Some of the benefits highlighted by PCMag were the ability to do partner workouts, Tonal automatically setting and adjusting weights for you, a wide selection of workouts, great instructors and decent music.
As for the cons? The cost was the main one. They also noted that the Tonal is not able to give you real time form feedback, and there are no options for live classes.
Definitely head over to PCMag for the full in-depth review. They cover it in a lot of detail, so if you’ve been considering the Tonal or are looking for more information, this is a great article for you. We’ll leave you with PCMag’s conclusion:
Since receiving the review unit, I have used my Tonal nearly every day, and some days I’ve done two workouts on it. It has challenged me, and I’ve absolutely gotten stronger using it.
If you’re looking to start lifting, or want to level up your existing routine, the Tonal system is a solid addition to any home gym, provided you have the space and money for it.
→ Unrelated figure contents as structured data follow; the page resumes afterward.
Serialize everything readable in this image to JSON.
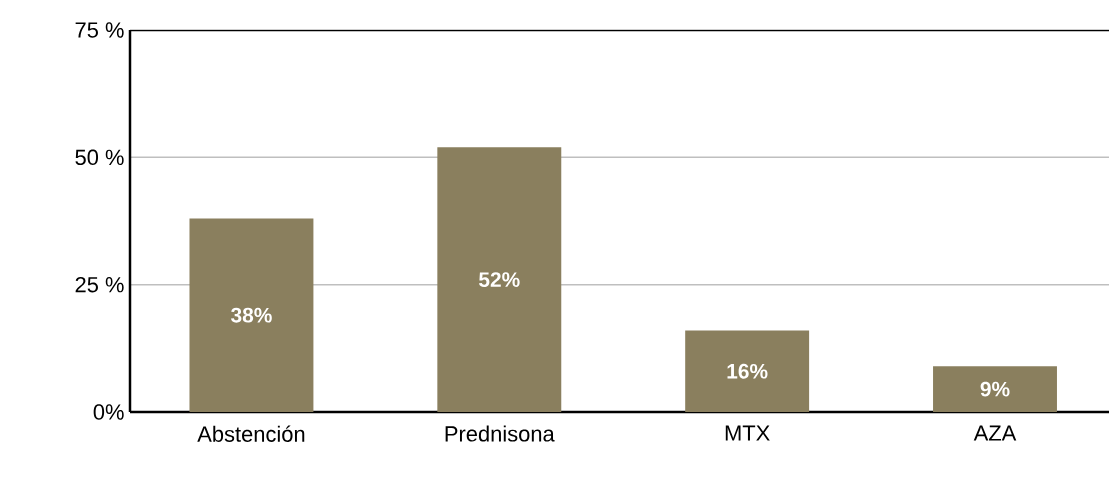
{
  "chart_data": {
    "type": "bar",
    "categories": [
      "Abstención",
      "Prednisona",
      "MTX",
      "AZA"
    ],
    "values": [
      38,
      52,
      16,
      9
    ],
    "value_labels": [
      "38%",
      "52%",
      "16%",
      "9%"
    ],
    "color": "#8a7f5e",
    "ylim": [
      0,
      75
    ],
    "yticks": [
      {
        "value": 0,
        "label": "0%"
      },
      {
        "value": 25,
        "label": "25 %"
      },
      {
        "value": 50,
        "label": "50 %"
      },
      {
        "value": 75,
        "label": "75 %"
      }
    ],
    "grid": "y"
  }
}
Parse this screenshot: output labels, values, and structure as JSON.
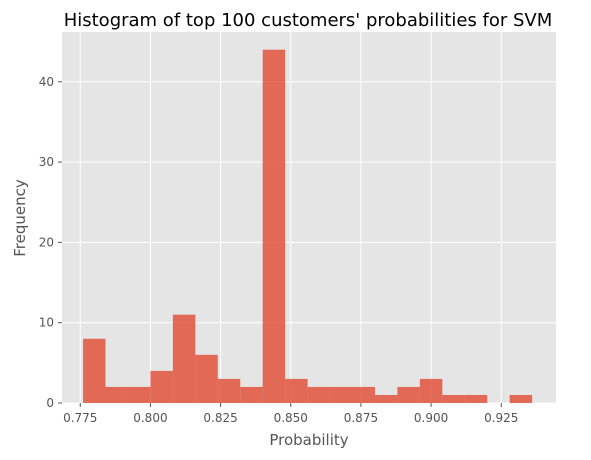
{
  "chart_data": {
    "type": "bar",
    "title": "Histogram of top 100 customers' probabilities for SVM",
    "xlabel": "Probability",
    "ylabel": "Frequency",
    "xlim": [
      0.7685,
      0.9445
    ],
    "ylim": [
      0,
      46.2
    ],
    "grid": true,
    "colors": {
      "bar": "#E24A33",
      "background": "#E5E5E5",
      "grid": "#FFFFFF",
      "tick": "#555555"
    },
    "x_ticks": [
      0.775,
      0.8,
      0.825,
      0.85,
      0.875,
      0.9,
      0.925
    ],
    "x_tick_labels": [
      "0.775",
      "0.800",
      "0.825",
      "0.850",
      "0.875",
      "0.900",
      "0.925"
    ],
    "y_ticks": [
      0,
      10,
      20,
      30,
      40
    ],
    "y_tick_labels": [
      "0",
      "10",
      "20",
      "30",
      "40"
    ],
    "bins": [
      {
        "x0": 0.776,
        "x1": 0.784,
        "value": 8
      },
      {
        "x0": 0.784,
        "x1": 0.792,
        "value": 2
      },
      {
        "x0": 0.792,
        "x1": 0.8,
        "value": 2
      },
      {
        "x0": 0.8,
        "x1": 0.808,
        "value": 4
      },
      {
        "x0": 0.808,
        "x1": 0.816,
        "value": 11
      },
      {
        "x0": 0.816,
        "x1": 0.824,
        "value": 6
      },
      {
        "x0": 0.824,
        "x1": 0.832,
        "value": 3
      },
      {
        "x0": 0.832,
        "x1": 0.84,
        "value": 2
      },
      {
        "x0": 0.84,
        "x1": 0.848,
        "value": 44
      },
      {
        "x0": 0.848,
        "x1": 0.856,
        "value": 3
      },
      {
        "x0": 0.856,
        "x1": 0.864,
        "value": 2
      },
      {
        "x0": 0.864,
        "x1": 0.872,
        "value": 2
      },
      {
        "x0": 0.872,
        "x1": 0.88,
        "value": 2
      },
      {
        "x0": 0.88,
        "x1": 0.888,
        "value": 1
      },
      {
        "x0": 0.888,
        "x1": 0.896,
        "value": 2
      },
      {
        "x0": 0.896,
        "x1": 0.904,
        "value": 3
      },
      {
        "x0": 0.904,
        "x1": 0.912,
        "value": 1
      },
      {
        "x0": 0.912,
        "x1": 0.92,
        "value": 1
      },
      {
        "x0": 0.92,
        "x1": 0.928,
        "value": 0
      },
      {
        "x0": 0.928,
        "x1": 0.936,
        "value": 1
      }
    ]
  }
}
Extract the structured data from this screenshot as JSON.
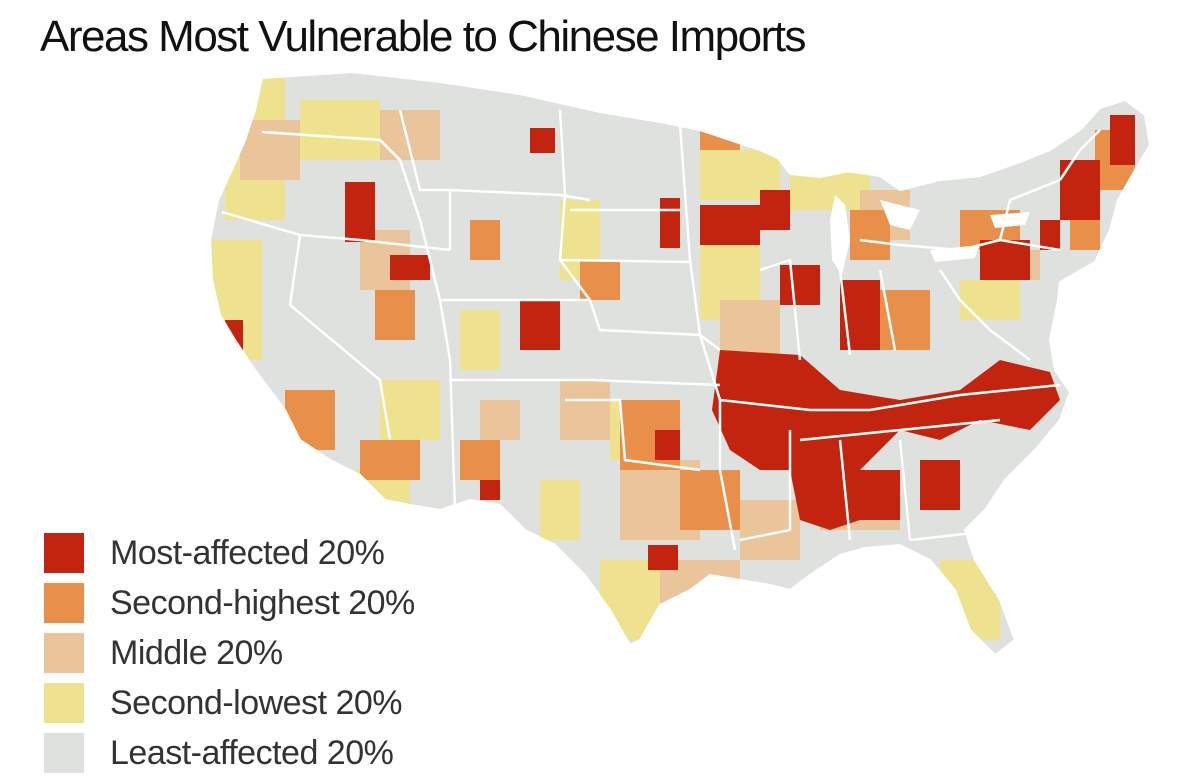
{
  "title": "Areas Most Vulnerable to Chinese Imports",
  "legend": {
    "items": [
      {
        "label": "Most-affected 20%",
        "color": "#c22410"
      },
      {
        "label": "Second-highest 20%",
        "color": "#e8904a"
      },
      {
        "label": "Middle 20%",
        "color": "#eac49b"
      },
      {
        "label": "Second-lowest 20%",
        "color": "#eee28e"
      },
      {
        "label": "Least-affected 20%",
        "color": "#dfe1de"
      }
    ]
  },
  "map": {
    "region": "contiguous-united-states",
    "base_color": "#dfe1de",
    "border_color": "#ffffff"
  }
}
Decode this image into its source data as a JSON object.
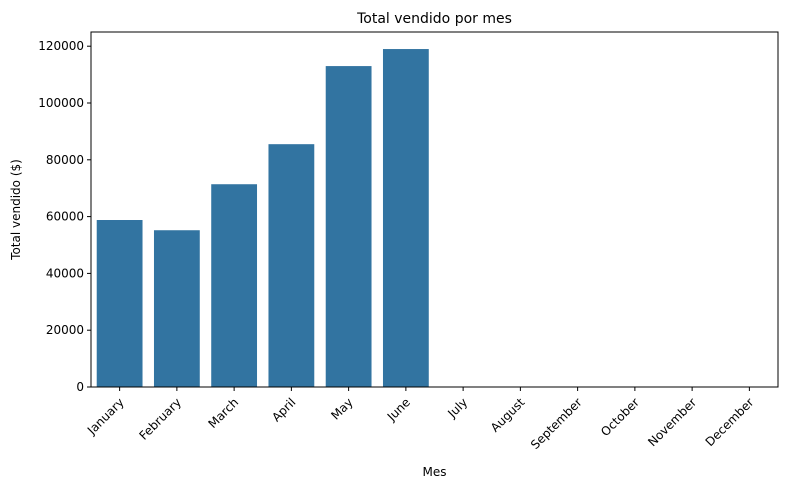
{
  "chart_data": {
    "type": "bar",
    "title": "Total vendido por mes",
    "xlabel": "Mes",
    "ylabel": "Total vendido ($)",
    "categories": [
      "January",
      "February",
      "March",
      "April",
      "May",
      "June",
      "July",
      "August",
      "September",
      "October",
      "November",
      "December"
    ],
    "values": [
      58800,
      55200,
      71400,
      85500,
      113000,
      119000,
      0,
      0,
      0,
      0,
      0,
      0
    ],
    "ylim": [
      0,
      125000
    ],
    "yticks": [
      0,
      20000,
      40000,
      60000,
      80000,
      100000,
      120000
    ],
    "ytick_labels": [
      "0",
      "20000",
      "40000",
      "60000",
      "80000",
      "100000",
      "120000"
    ],
    "grid": false,
    "bar_color": "#3274a1"
  }
}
It supports more than 170 moves ranging from dead lifts to chest presses, and offers a nice variety of effective, fun classes and programs for everyone from beginners to advanced lifters.
Priced at $2,995 plus tax, delivery, accessories, and a $49 monthly membership, Tonal is one of the more expensive connected fitness machines on the market, surpassing the $1,995 Tempo Studio, which combines traditional weights with AI technology. But it’s the only product we know of that combines sophisticated weight training equipment with genuinely smart software, making it worth the high price, as well as our Editors’ Choice.